Monday, October 29, 2007

Negroni Revisited

This weekend, I found myself on the road in southern Illinois (I know, you're jealous). It was a bit harder to find a great cocktail, but I did manage to find a couple of great bars in Champaign-Urbana. In one of my stops, I revisited one of my favorite drinks, the Negroni, and was reminded of some great variations on it that I've had in recent months.

Now the Negroni is the Negroni, and pretty much every single bartending book I consulted has the same recipe. Maybe I should just leave it as it is, but I like playing around with recipes and seeing what others have done with it as well.

Here is the original, for anyone who might not yet have tried one:

1 part Gin
1 part Sweet Vermouth (classically, Cinzano Rosso)
1 part Campari

Traditionally, it would be served on the rocks (and stirred gently), but it can also be served in a cocktail glass after shaking with ice. The traditional garnish would be a slice of orange or an orange twist (you could even flame it if you wanted).

Brief History
Legend has it that the Negroni was named for Count Negroni, who often ordered it at a bar in Italy, initially as an Americano with gin added. The Americans were already loving the Americano drink, so they also adopted the Negroni and some brought it home with them. The drink is intended as a pre-dinner drink, an aperitif, to stimulate the appetite.

Drink Tinkering
You have a choice in gin, and vermouth, and those will affect the final drink. Sweet vermouths can vary quite a lot in flavor, spice and sweetness, so the balance with the Campari can vary quite a bit. You could also adjust the proportions, which I have been known to do (sometimes the Campari is just a bit too much for me in the original proportions, so I'll tone it down just a bit, or I might add a dash extra).

And, if you are OK with bucking tradition, you could substitute another spirit for the Campari.

Here is my favorite version right now, which I learned from Josh Kaplan, the beverage guru at MK Restaurant in Chicago:

MK's Negroni Recipe
1 part Gin (he was using our Distiller's Gin No. 6, but it also works with other gins)
1 part Vya Sweet Vermouth
1 part Aperol

Served up, and garnished with an orange twist.

The Aperol is a bitter, but not as bitter as Campari, and its flavor profile is a bit different (sweet orange rather than spice). It blends particularly nicely with the Vya sweet vermouth - I have consistently been impressed with the combination. It has a lovely balance of flavors, each making itself known, rather than one dominating the drink.

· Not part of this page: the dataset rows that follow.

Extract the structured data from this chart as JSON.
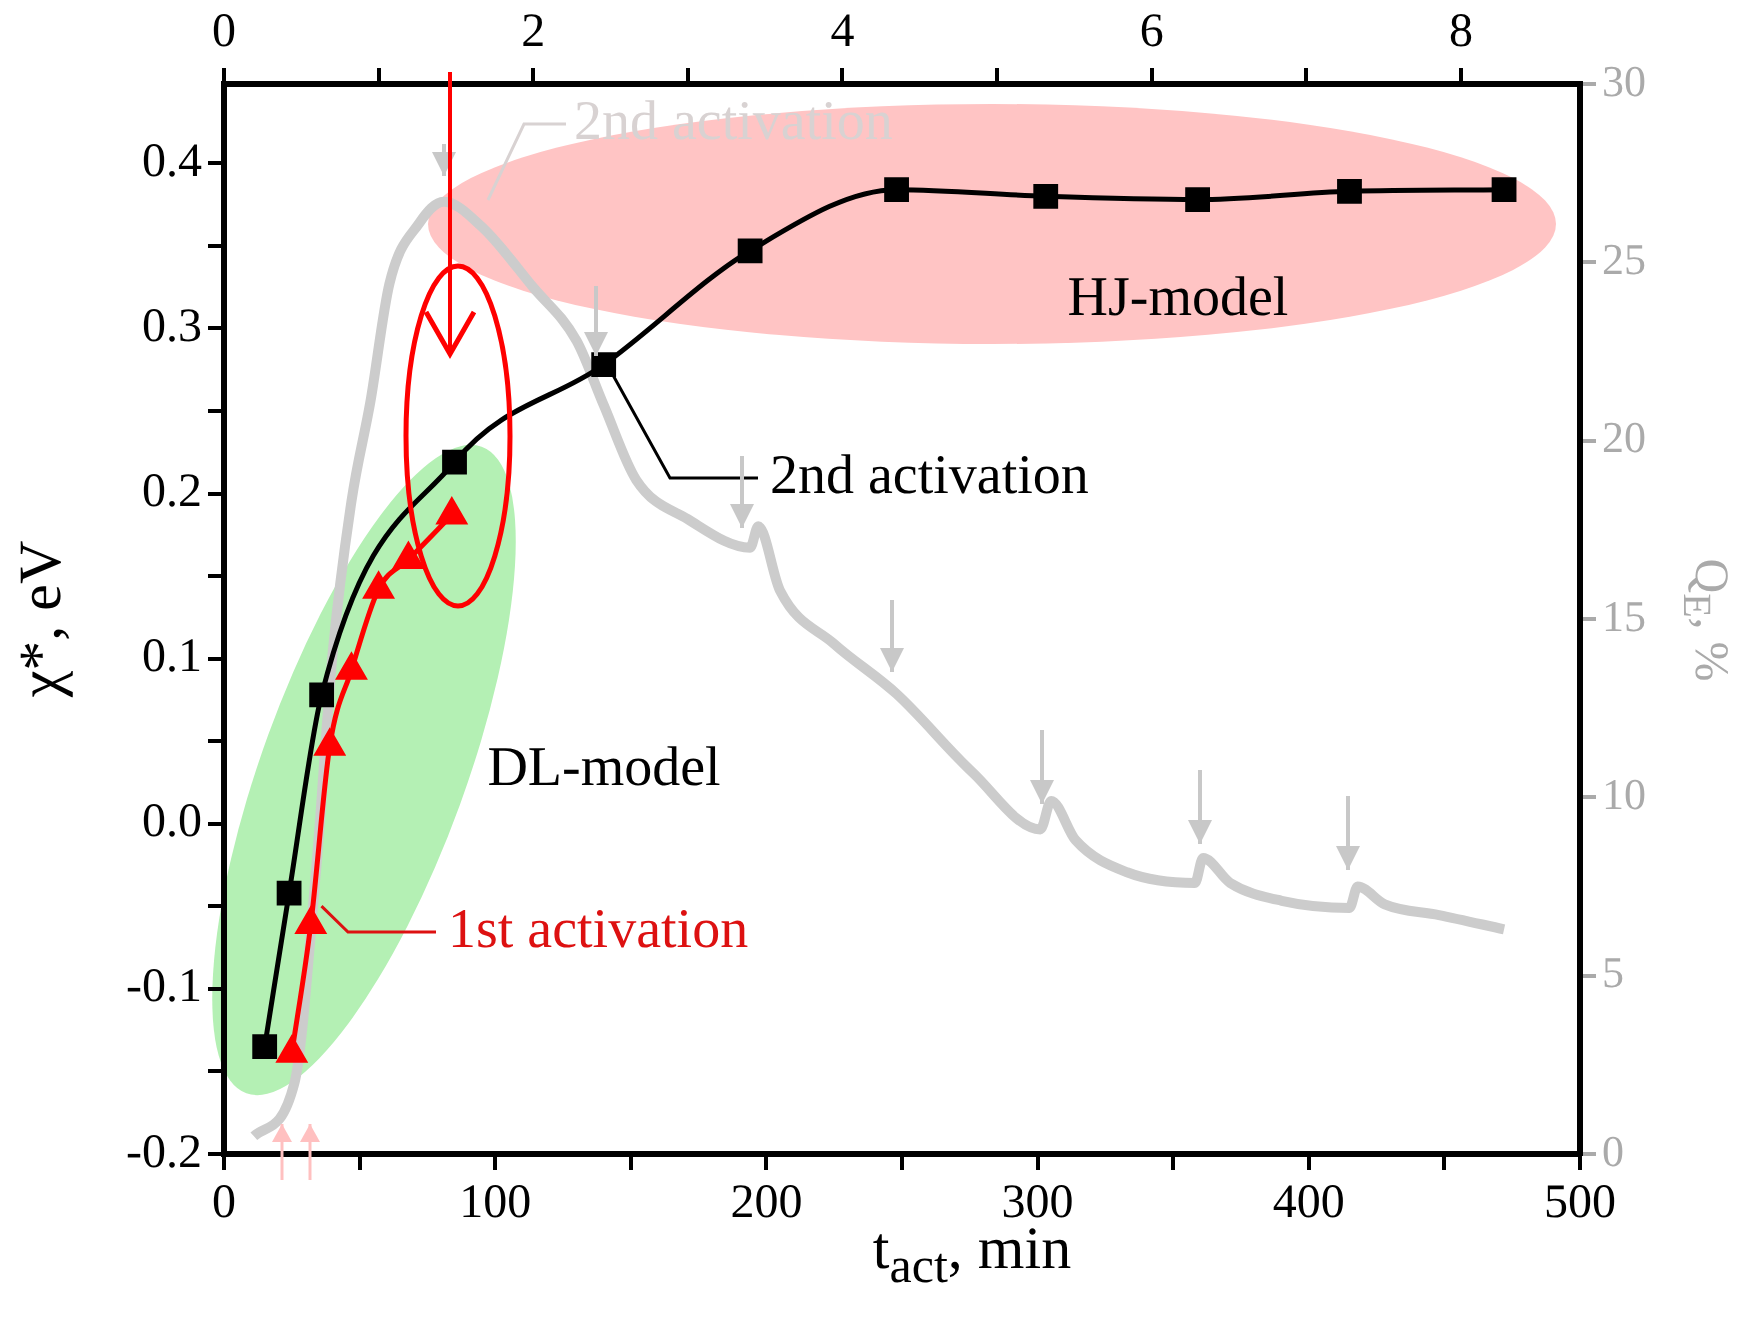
{
  "chart_data": {
    "type": "line",
    "xlabel": "t$_{act}$, min",
    "ylabel": "χ*, eV",
    "y2label": "Q$_{E}$, %",
    "xlim": [
      0,
      500
    ],
    "xticks": [
      0,
      {
        "value": 50,
        "label": null
      },
      100,
      {
        "value": 150,
        "label": null
      },
      200,
      {
        "value": 250,
        "label": null
      },
      300,
      {
        "value": 350,
        "label": null
      },
      400,
      {
        "value": 450,
        "label": null
      },
      500
    ],
    "x2lim": [
      0,
      8.77
    ],
    "x2ticks": [
      0,
      {
        "value": 1,
        "label": null
      },
      2,
      {
        "value": 3,
        "label": null
      },
      4,
      {
        "value": 5,
        "label": null
      },
      6,
      {
        "value": 7,
        "label": null
      },
      8
    ],
    "ylim": [
      -0.2,
      0.448
    ],
    "yticks": [
      -0.2,
      {
        "value": -0.15,
        "label": null
      },
      -0.1,
      {
        "value": -0.05,
        "label": null
      },
      {
        "value": 0,
        "label": "0.0"
      },
      {
        "value": 0.05,
        "label": null
      },
      0.1,
      {
        "value": 0.15,
        "label": null
      },
      0.2,
      {
        "value": 0.25,
        "label": null
      },
      0.3,
      {
        "value": 0.35,
        "label": null
      },
      0.4
    ],
    "y2lim": [
      0,
      30
    ],
    "y2ticks": [
      0,
      5,
      10,
      15,
      20,
      25,
      30
    ],
    "grid": false,
    "legend": false,
    "line_style": "solid",
    "series": [
      {
        "type": "line",
        "axis": "y2",
        "color": "#cccccc",
        "marker": "none",
        "x": [
          11,
          26,
          34,
          40,
          47,
          54,
          61,
          72,
          81,
          95,
          114,
          130,
          140,
          152,
          171,
          194,
          197,
          205,
          225,
          248,
          276,
          301,
          305,
          314,
          333,
          358,
          361,
          371,
          390,
          415,
          418,
          428,
          448,
          472
        ],
        "values": [
          0.5,
          2,
          8,
          14,
          18.3,
          21.1,
          24.4,
          26.1,
          26.7,
          26.0,
          24.3,
          22.8,
          21.0,
          18.9,
          17.8,
          17.0,
          17.6,
          15.8,
          14.3,
          12.9,
          10.7,
          9.1,
          9.9,
          8.8,
          7.9,
          7.6,
          8.3,
          7.6,
          7.1,
          6.9,
          7.5,
          7.0,
          6.7,
          6.3
        ]
      },
      {
        "type": "line",
        "color": "#000000",
        "marker": "square",
        "x": [
          15,
          24,
          36,
          85,
          140,
          194,
          248,
          303,
          359,
          415,
          472
        ],
        "values": [
          -0.135,
          -0.042,
          0.078,
          0.219,
          0.278,
          0.347,
          0.384,
          0.38,
          0.378,
          0.383,
          0.384
        ]
      },
      {
        "type": "line",
        "color": "#ff0000",
        "marker": "triangle",
        "x": [
          25,
          32,
          39,
          47,
          57,
          68,
          84
        ],
        "values": [
          -0.139,
          -0.061,
          0.047,
          0.093,
          0.142,
          0.16,
          0.187
        ]
      }
    ],
    "annotations": [
      {
        "text": "2nd activation",
        "x": 140,
        "y": 0.278
      },
      {
        "text": "1st activation",
        "x": 33,
        "y": -0.045
      },
      "DL-model",
      "HJ-model",
      "2nd activation"
    ]
  }
}
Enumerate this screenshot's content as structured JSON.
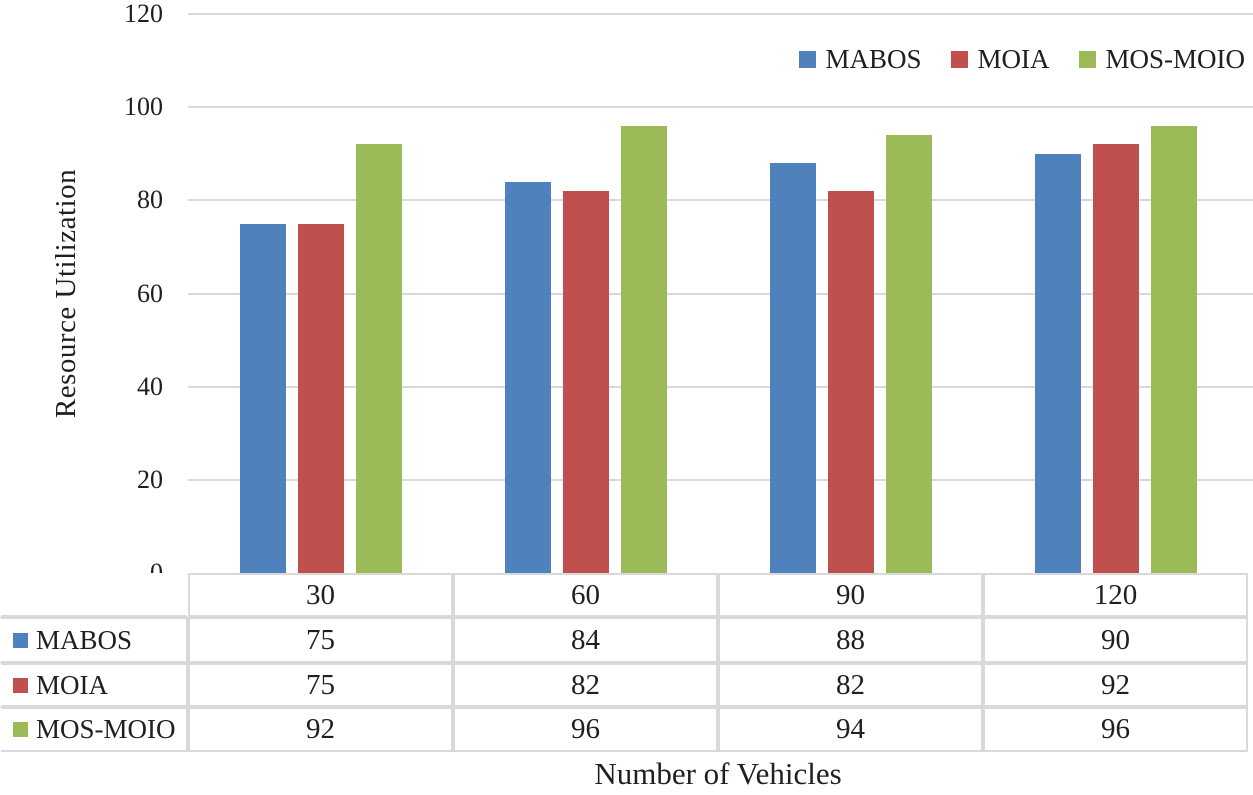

Anyone have a favorite Negroni recipe other than the original?


Anonymous said...

Try the Mistaken Negroni, very popular in Italy in this moment (Negroni Sbagliato).
Just substitute the gin with Prosecco and keep Campari & Sweet vermouth (I actually prefer Cinzano Rosso)

~Sonja~ said...

I will give that one a try - sounds interesting. And I had neglected to mention earlier (but have since added) that Cinzano Rosso is the classic vermouth for the drink, I'll try it with your modification. Thanks for the comment!

DougP said...

I have a slight preference for about a 5:4:3 (gin:campari:vermouth) ratio, unless the gin is particularly strong-flavored (with Junipero, I'll go with the classic 1:1:1). I love Negronis and find them to be well-suited to a bit of proportion tweaking to fit the individual drinker's taste.

~Sonja~ said...

Thanks for your comment, Doug! I totally agree about the drink being well-suited to tweaking. I'll have to give your ratio a try, I'm not sure I've tried that one yet.

JMF said...

Here is a challenge: I need to substitute the vermouth in the Negroni with something that is not grape-based, because of a grape allergy. Any ideas?

Chris said...

You mention finding a couple of great bars in Champaign-Urbana. I'll be visiting there to help a fellow imbiber out and name names?

~Sonja~ said...

Hi Chris, here are a few spots I always visit when I'm in Champaign:

Seven Saints (ask for Andy - he's an even bigger cocktail nerd than I am)
Radio Maria (the cocktail guy there, Chris, just moved to NOLA, but there are some other great folks there)
Boltini Lounge

I also really like Bacaro (great food & wine list) and Jim Gould (especially for brunch), although their cocktail offerings are a bit more limited. Every time I go, I find something new too, so explore!

r. chan weave said...

Recently in Chicago I had a version that dropped the vermouth for an elixir called Hum, a botanical infused liquor that has a very ginger presence. The ratio was 1 part gin, 1 part Campari and 1 part Hum. While I loved the initial cocktail i've toned it down by reducing the Hum to 1/2 part, replacing the Campari to 1/2 part Aperol and 1.5 parts Bombay gin, shaken and served with an orange twist. This allows the gin's juniper to shine a bit more and also the drink is not nearly so sweet.

.............................. said...

I like to substitute St. Germaine (a lovely elderflower liqueur) for the sweet vermouth, and use aperol instead of campari. Adding lemon juice as well to help balance the drink- keeping it from being too sweet. It's delicious! I do 1 oz of each, shake with ice, and strain. Yum.